Judith Sunderland, who is investigating the incident for the organization Human Rights Watch, says that perhaps the soldiers saw the refugees but simply did not recognize that the boat was in distress. Sunderland wants to see changes made to the regulations that apply to ships in the Mediterranean, so that from now on each of these overloaded refugee boats is treated as if it were in distress — even if it is still afloat and the engine is still running.

Thrown in Jail

The wind was raging on April 9. There were still 10 men and one woman alive in the boat. In the morning hours, it ran aground on a rock, sprung a leak and capsized. The surf washed the survivors to the shore, all except the last surviving woman on the boat, whose name was Rahima, who drowned before she could feel the ground under her feet again.

The three survivors in the Shousha refugee camp can hardly remember what happened next, except that they were lying on the beach, face down. Then they heard voices speaking Arabic — Libyan soldiers.

The current and the wind had driven the refugee boat on land near Zlitan, a Libyan coastal city between Misrata and Tripoli, 140 kilometers from the spot where they had set out to sea two weeks earlier.

“Shut up, sit down!” the soldiers shouted. They took away the refugees’ mobile phones, destroyed the SIM cards and deleted the photos and videos of the voyage. Then they took them to a prison near Tripoli, where the men were crowded into a windowless cell, with just as little space as they had had in the boat. A man named Tariq died after two days, leaving only nine survivors. The saltwater had corroded the dark skin on Elias’s arms and legs, leaving only red, light-colored skin that itched terribly. In his condition, he should have been hospitalized and put on a drip.

A fellow prisoner from Bangladesh lent him his mobile phone. Elias called a relative in Tripoli, who bought their freedom for $100 apiece and took them to the bishop of Tripoli. They were finally given medication and clothing, and nuns tended to their wounds.

As more and more bombs fell on Tripoli, the survivors separated. Three apparently ventured out into the Mediterranean again. They are either dead or in Lampedusa, says Elias. He fled across the border with Mohammed and Kabbadi, after the nuns had put them on a bus. They have been living in the Shousha camp for more than a week now, but the ground still feels unsteady beneath their feet. Elias weighs only 45 kilograms (99 pounds), and the days at sea have left him with deep lines in his face.

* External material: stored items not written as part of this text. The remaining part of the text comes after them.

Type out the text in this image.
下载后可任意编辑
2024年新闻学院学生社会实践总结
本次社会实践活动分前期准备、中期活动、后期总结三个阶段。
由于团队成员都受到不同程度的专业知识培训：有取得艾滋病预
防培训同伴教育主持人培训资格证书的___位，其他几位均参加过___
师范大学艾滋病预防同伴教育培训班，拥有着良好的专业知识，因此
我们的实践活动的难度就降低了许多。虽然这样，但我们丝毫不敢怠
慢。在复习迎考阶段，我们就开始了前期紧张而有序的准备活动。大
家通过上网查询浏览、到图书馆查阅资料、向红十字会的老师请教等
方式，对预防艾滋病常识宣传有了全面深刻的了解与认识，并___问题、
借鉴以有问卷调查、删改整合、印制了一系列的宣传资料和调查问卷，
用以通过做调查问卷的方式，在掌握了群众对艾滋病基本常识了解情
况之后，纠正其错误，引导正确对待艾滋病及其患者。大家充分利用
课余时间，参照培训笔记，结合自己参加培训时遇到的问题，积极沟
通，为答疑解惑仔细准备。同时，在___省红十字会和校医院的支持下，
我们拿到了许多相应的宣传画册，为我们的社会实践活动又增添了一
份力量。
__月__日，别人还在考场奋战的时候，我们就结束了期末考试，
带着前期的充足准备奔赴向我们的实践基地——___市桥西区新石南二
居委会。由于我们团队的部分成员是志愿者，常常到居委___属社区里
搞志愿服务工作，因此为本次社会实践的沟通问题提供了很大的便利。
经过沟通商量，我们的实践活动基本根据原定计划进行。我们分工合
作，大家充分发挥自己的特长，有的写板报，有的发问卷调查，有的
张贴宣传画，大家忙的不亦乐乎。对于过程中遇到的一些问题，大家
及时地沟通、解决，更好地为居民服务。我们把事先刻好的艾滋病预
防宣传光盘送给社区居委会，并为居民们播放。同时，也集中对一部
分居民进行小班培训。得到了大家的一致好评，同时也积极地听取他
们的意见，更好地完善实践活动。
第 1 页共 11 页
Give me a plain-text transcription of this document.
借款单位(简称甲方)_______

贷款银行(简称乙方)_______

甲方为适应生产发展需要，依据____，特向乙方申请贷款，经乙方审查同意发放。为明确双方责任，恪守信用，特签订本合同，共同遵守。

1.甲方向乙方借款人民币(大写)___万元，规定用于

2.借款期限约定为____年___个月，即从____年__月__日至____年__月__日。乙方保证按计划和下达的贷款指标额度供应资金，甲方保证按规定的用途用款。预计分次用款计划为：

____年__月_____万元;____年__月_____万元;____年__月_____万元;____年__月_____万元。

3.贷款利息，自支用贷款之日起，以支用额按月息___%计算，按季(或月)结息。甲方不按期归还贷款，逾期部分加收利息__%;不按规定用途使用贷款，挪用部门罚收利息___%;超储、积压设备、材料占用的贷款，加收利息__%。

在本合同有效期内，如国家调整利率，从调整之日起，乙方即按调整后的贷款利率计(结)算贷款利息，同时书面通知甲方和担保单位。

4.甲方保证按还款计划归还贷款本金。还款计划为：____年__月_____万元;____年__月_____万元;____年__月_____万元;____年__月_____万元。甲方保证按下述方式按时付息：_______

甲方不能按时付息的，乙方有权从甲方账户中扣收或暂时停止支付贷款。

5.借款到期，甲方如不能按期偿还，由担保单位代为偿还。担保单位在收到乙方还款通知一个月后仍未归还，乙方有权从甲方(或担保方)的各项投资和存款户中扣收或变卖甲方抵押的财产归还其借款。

People from the UN refugee agency visit him every day. They come from the Hotel Odyssey in the resort town of Zarzis near Djerba and ask him questions. They want to know what he saw, and what exactly the ship and the helicopter looked like. They want to find out whether there is someone in the West who is to blame, someone who is partially responsible for the deaths of 63 people. Or is it possible that these 63 people died because no one felt that they were their responsibility?

‘You Let Us Die Slowly’

“What’s the point of all this?” Elias asks. “The truth wouldn’t change anything. Europe doesn’t want us. You don’t kill us directly. Instead, you let us die slowly, unnoticed, on the open sea.”

He sleeps next to Mohammed and Kabbadi at night, the three men crowded closely together the way they were on the boat. He says that he can’t sleep for more than a few hours at a time, because of his bad dreams. When he wakes up moaning from a nightmare, he lies there and stares at the desert sky.